- Developer: Manx Software Systems
- Type: Compiler

= Aztec C =

Aztec C is a discontinued C programming language compiler for CP/M-80, MS-DOS, Apple II (both Apple DOS 3.3 and ProDOS), Commodore 64, early Macintosh, Amiga, and Atari ST. It was sold commercially by Manx Software Systems.

==History==
Manx Software Systems of Shrewsbury, New Jersey produced C programming language compilers beginning in the 1980s for CP/M, Apple II, IBM PC compatibles, Macintosh, and other systems.

Manx was started by Harry Suckow, with partners Thomas Fenwick, and James Goodnow II, the two principal developers. They were all working together at another company at the time. Suckow had started several companies of his own anticipating the impending growth of the personal computer market. A demand came for compilers first and he disengaged himself from the other companies to pursue Manx and Aztec C.

Another developer, Chris Macey, assisted them momentarily with 80XX development, apart from other areas.

One of the main reasons for Aztec C's early success was the floating point support in the Z80 compiler, which was extended to the Apple II shortly after.

During the move to ANSI C in 1989, Robert Sherry represented them on the ANSI committee but left shortly after. He also fixed numerous bugs in the Aztec C after Chris Macey and Thomas Fenwick left the company.

By this time Microsoft had targeted competitors for their C compiler and Aztec C was being pushed-out of the general IBM PC compatible compiler market, followed by competition with Apple's MPW C on the Macintosh side and Lattice C on the Amiga after SAS bought them.

In 1989 Thomas Fenwick left to work for Microsoft, and James Goodnow worked on Aztec C occasionally but was pursuing other projects outside the company and eventually left the company altogether. Chris Macey returned as a consultant but eventually left to become chief scientist for another company.

Throughout the 1990s they continued to make their Aztec C compiler. As their market share dropped, they tried to make the move to specializing in embedded systems development, but it was too late. They disappeared in the late 1990s following the loss of market presence of some of their target platforms (various 6502 machines, Atari and Amiga 68xxx, etc.).

In the end, Jeff Davis and Mike Spille helped Harry Suckow keep the company going before Suckow finally closed it. Suckow is still the copyright holder for Aztec C.

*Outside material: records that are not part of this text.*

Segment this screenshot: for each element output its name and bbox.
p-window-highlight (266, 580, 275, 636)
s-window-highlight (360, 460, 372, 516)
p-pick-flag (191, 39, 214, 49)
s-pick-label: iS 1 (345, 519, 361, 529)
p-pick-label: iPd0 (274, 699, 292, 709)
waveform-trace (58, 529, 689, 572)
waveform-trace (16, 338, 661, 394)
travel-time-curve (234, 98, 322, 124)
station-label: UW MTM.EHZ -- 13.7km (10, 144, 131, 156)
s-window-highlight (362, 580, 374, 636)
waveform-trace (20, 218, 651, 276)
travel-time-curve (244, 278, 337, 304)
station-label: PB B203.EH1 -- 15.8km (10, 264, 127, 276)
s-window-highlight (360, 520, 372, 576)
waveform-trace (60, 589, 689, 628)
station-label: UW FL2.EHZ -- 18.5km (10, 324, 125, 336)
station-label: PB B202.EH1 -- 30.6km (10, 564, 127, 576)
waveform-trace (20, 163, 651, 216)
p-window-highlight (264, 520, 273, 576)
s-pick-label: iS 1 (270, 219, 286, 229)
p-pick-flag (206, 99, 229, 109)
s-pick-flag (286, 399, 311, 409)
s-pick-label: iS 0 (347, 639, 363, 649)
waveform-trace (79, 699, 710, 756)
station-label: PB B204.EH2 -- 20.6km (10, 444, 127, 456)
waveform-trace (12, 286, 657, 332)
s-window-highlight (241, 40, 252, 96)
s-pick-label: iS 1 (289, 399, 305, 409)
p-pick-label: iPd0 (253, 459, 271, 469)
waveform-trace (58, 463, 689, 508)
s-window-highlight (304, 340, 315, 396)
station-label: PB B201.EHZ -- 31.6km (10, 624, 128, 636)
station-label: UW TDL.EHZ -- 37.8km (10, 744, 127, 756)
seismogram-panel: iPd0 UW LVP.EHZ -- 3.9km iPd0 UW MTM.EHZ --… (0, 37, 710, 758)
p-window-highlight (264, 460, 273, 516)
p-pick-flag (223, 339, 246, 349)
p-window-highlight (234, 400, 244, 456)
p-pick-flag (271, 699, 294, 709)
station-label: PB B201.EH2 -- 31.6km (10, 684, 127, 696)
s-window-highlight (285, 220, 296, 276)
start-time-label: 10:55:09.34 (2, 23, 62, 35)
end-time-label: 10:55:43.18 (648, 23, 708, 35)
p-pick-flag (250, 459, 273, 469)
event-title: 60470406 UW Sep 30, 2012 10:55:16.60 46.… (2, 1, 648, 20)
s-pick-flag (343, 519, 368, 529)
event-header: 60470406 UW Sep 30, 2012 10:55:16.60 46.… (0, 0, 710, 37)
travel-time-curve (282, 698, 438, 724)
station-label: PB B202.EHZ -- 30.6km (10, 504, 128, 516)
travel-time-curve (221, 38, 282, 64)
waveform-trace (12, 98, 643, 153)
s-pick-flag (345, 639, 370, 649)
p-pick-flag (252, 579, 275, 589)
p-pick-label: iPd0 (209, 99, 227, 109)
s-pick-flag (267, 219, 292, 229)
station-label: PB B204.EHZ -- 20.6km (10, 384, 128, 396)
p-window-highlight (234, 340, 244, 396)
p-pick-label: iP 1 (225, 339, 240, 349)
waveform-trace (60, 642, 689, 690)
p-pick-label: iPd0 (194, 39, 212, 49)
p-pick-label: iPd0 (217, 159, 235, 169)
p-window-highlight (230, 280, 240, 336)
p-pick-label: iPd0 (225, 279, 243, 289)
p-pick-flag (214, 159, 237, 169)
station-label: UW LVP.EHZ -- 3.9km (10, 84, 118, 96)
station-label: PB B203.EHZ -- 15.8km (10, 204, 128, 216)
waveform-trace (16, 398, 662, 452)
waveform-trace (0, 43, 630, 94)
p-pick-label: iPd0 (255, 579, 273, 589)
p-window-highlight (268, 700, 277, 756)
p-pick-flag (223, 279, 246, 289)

Many developers used the Aztec C compiler until it became operationally extinct.

==Reception==
BYTE in February 1989 approved of Aztec C for DOS's portability with other platforms, and found that it produced the smallest executables. The magazine reported that compiled code benchmarked poorly, however and libraries "exhibited some obscure bugs, surprising in such a mature product". BYTE concluded that "Aztec C suffers more than it benefits from its long and diverse heritage".

==Legacy==
At least two free Internet distributions exist for native Aztec C compilers for the Apple II; one for DOS 3.3 and the other for ProDOS 8. Free Internet distributions exist for the Amiga, MS-DOS, and a limited version of the MS-DOS cross-compiler for Apple II ProDOS 8.